Berlin avait jusqu’à mi – 2018 pour modifier le 13e amendement d´août 2011 dans le sens du jugement de la cour constitutionnelle.  Mais la Cour ne remet pas en question la sortie du nucléaire d’ici 2022. Il n’y a donc pas d’ « expropriation illégale » comme invoquée par les exploitants.

Pour la mise en œuvre du jugement, le législateur a adopté le 16e amendement à la loi Atomique en juillet 2018  (BMU 2018), (Allemagne-Energies 2018b).

En novembre 2020, la Cour Constitutionnelle allemande de Karlsruhe a publié son jugement de fin septembre 2020 (Allemagne-Energies 2020) selon lequel le 16e amendement de juillet 2018 est inapplicable et entaché d’irrégularités formelles.

Selon la Cour Constitutionnelle, le 16e amendement n’est jamais entré en vigueur car une condition préalable n´a pas été remplie, à savoir la procédure de contrôle des aides d´État de la Commission européenne ne s’est pas déroulée correctement.

De plus le mécanisme de compensation des électriciens a été jugé insuffisant. Le groupe suédois Vattenfall s’estimait en effet lésé par ce mécanisme de compensation et avait porté l’affaire en justice.

La haute juridiction de Karlsruhe a jugé anticonstitutionnel de lier une demande d’indemnisation à la condition préalable que les exploitants doivent d’abord faire tous les efforts nécessaires pour vendre la quantité d’électricité résiduelle à d’autres exploitants de centrales nucléaires, avant d’avoir droit à une compensation. Au moment de l’action, les électriciens concernés ne peuvent pas savoir quelles conditions de transfert ils doivent accepter, et les modalités d’indemnisation actuelles leur imposent soit d’accepter des conditions de vente de leur quota résiduel potentiellement inacceptables, soit de prendre le risque de se retrouver sans indemnisation de l´État. Ainsi, le 16e amendement ne prévoyait pas de modalités d’indemnisation adéquate au sens du jugement de la Cour Constitutionnelle fédérale de décembre 2016.

Par conséquent, la Cour Constitutionnelle demande au législateur de modifier la loi Atomique dans les plus brefs délais afin d’éliminer les entorses aux droits fondamentaux déjà identifiées lors du jugement du 6 décembre 2016 au sujet du 13e amendement de 2011.
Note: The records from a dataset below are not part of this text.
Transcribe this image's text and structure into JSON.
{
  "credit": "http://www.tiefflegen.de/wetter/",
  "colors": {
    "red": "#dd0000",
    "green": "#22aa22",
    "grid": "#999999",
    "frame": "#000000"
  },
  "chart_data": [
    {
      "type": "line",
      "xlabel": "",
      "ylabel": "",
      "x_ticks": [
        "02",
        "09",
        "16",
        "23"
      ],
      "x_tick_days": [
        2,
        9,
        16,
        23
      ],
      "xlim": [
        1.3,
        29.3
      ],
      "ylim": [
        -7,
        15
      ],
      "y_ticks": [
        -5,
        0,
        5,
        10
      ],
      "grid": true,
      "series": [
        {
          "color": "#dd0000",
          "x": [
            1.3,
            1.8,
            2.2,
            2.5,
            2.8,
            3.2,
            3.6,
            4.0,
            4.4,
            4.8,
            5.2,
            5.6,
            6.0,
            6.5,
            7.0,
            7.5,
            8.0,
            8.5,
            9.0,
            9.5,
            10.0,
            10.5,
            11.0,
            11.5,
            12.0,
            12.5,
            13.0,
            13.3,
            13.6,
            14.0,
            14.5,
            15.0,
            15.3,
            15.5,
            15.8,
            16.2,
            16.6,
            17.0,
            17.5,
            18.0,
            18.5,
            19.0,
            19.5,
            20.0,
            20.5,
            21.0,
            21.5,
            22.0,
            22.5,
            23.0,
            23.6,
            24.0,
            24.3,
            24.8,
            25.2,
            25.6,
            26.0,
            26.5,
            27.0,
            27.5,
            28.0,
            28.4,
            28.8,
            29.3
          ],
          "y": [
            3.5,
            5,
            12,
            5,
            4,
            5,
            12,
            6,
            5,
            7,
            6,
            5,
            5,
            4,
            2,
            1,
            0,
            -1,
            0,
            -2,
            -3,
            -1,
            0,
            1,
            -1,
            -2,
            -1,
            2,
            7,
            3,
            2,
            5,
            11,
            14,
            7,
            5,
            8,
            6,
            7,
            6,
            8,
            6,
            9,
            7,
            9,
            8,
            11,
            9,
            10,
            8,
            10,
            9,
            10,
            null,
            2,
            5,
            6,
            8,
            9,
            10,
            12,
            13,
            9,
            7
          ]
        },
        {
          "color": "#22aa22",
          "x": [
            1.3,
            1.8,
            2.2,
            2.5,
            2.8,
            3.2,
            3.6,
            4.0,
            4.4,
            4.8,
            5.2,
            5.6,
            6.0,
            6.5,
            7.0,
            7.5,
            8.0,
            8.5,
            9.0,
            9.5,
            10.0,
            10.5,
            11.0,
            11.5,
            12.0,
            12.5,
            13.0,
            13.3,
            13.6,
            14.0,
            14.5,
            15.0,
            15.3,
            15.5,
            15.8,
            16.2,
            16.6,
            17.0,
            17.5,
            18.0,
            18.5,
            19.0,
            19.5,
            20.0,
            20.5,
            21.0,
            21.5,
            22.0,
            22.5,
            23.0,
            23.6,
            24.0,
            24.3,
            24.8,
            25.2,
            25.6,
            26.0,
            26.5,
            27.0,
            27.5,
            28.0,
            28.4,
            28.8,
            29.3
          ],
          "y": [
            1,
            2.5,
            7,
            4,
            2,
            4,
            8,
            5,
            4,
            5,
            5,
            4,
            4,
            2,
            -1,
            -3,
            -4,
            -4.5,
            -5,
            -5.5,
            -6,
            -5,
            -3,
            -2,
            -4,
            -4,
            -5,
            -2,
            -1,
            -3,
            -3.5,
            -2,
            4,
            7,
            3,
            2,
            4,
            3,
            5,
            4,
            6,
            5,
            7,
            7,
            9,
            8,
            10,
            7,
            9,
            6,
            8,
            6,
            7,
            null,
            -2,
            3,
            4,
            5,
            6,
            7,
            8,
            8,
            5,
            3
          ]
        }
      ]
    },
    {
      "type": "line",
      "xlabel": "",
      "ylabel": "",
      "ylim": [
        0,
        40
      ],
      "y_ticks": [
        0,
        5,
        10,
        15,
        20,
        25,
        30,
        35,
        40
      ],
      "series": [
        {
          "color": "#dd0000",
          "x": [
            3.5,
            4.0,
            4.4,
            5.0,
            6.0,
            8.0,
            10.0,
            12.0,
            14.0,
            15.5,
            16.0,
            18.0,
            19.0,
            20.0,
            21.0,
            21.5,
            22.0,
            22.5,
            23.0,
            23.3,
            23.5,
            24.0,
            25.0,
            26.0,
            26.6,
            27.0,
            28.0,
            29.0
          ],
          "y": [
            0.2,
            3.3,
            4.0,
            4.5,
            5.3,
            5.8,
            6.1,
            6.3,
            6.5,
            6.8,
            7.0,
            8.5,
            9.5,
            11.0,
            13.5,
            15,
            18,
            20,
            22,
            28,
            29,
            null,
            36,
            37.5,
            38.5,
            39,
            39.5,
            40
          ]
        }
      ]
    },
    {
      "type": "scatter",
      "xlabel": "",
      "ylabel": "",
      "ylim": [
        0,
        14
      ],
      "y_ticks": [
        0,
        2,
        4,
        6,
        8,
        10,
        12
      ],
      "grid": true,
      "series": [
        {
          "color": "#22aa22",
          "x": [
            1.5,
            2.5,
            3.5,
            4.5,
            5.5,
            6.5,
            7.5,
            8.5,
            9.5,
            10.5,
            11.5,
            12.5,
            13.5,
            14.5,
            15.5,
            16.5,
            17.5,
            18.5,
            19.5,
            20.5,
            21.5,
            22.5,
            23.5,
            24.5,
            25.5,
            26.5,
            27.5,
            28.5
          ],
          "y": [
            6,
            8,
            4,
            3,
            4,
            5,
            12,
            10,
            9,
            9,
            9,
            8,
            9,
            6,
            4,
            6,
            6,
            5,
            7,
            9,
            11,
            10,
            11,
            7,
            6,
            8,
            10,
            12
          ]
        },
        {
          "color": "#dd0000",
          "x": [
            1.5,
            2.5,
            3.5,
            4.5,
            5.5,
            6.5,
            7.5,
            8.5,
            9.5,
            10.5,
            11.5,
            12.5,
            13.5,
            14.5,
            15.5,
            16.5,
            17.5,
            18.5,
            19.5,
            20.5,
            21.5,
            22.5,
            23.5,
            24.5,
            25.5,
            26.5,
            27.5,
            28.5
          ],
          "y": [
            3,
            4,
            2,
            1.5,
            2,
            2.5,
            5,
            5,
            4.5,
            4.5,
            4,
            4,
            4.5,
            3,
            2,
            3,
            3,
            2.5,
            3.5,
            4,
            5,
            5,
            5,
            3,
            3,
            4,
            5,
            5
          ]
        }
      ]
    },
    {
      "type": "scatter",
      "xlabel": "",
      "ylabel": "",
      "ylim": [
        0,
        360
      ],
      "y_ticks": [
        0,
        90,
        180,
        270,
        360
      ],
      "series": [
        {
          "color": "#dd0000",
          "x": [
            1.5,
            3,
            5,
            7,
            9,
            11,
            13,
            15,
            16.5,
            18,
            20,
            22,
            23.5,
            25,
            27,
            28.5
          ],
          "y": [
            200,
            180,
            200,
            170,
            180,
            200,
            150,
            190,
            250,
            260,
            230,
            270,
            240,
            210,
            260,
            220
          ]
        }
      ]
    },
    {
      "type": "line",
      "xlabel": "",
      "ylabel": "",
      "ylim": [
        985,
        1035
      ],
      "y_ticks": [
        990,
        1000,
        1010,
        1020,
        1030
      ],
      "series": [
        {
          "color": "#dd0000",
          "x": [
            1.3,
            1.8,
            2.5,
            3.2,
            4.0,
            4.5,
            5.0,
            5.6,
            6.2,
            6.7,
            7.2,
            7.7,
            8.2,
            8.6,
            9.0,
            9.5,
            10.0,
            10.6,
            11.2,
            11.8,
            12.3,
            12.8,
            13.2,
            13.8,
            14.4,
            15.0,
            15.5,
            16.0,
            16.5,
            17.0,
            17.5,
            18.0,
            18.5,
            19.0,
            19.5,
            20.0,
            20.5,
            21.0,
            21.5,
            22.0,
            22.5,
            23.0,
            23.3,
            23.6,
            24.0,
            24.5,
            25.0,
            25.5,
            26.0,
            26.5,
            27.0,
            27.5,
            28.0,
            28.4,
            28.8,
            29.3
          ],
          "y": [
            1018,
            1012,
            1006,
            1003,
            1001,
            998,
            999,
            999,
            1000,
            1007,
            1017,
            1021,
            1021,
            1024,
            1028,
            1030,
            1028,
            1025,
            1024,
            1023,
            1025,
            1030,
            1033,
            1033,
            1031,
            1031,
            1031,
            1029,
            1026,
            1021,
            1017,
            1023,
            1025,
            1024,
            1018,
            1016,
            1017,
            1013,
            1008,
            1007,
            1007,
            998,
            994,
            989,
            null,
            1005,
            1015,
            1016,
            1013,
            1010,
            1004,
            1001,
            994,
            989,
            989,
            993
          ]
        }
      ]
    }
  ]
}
Selon les premières estimations, le montant des indemnités financières serait inférieur à un milliard d´Euros pour RWE et Vattenfall. Les montants définitifs d’indemnisation doivent être calculés après 2022, lorsque tous les réacteurs auront été mis à l’arrêt car les quotas non consommés ne seront connus qu´à ce moment-là.

E.ON est dans un cas différent, disposant de la possibilité de consommer son quota dans ses centrales nucléaires encore en service.

Recours contre la taxe sur le combustible nucléaire

RWE, E.ON et EnBW  ont également porté plainte contre la taxe sur le combustible nucléaire. La taxe sur le combustible nucléaire fut décidée en 2010 avec la prolongation de fonctionnement du nucléaire en Allemagne. Elle a ensuite été maintenue par l’Etat malgré la décision de 2011 de la sortie accélérée du nucléaire.

La Cour Constitutionnelle allemande a jugé début juin 2017 que la taxation du combustible nucléaire était illégale (Lauer 2017). Les exploitants nucléaires E.ON, RWE et EnBW ont reçu un remboursement de 7 milliards d’Euros intérêts inclus.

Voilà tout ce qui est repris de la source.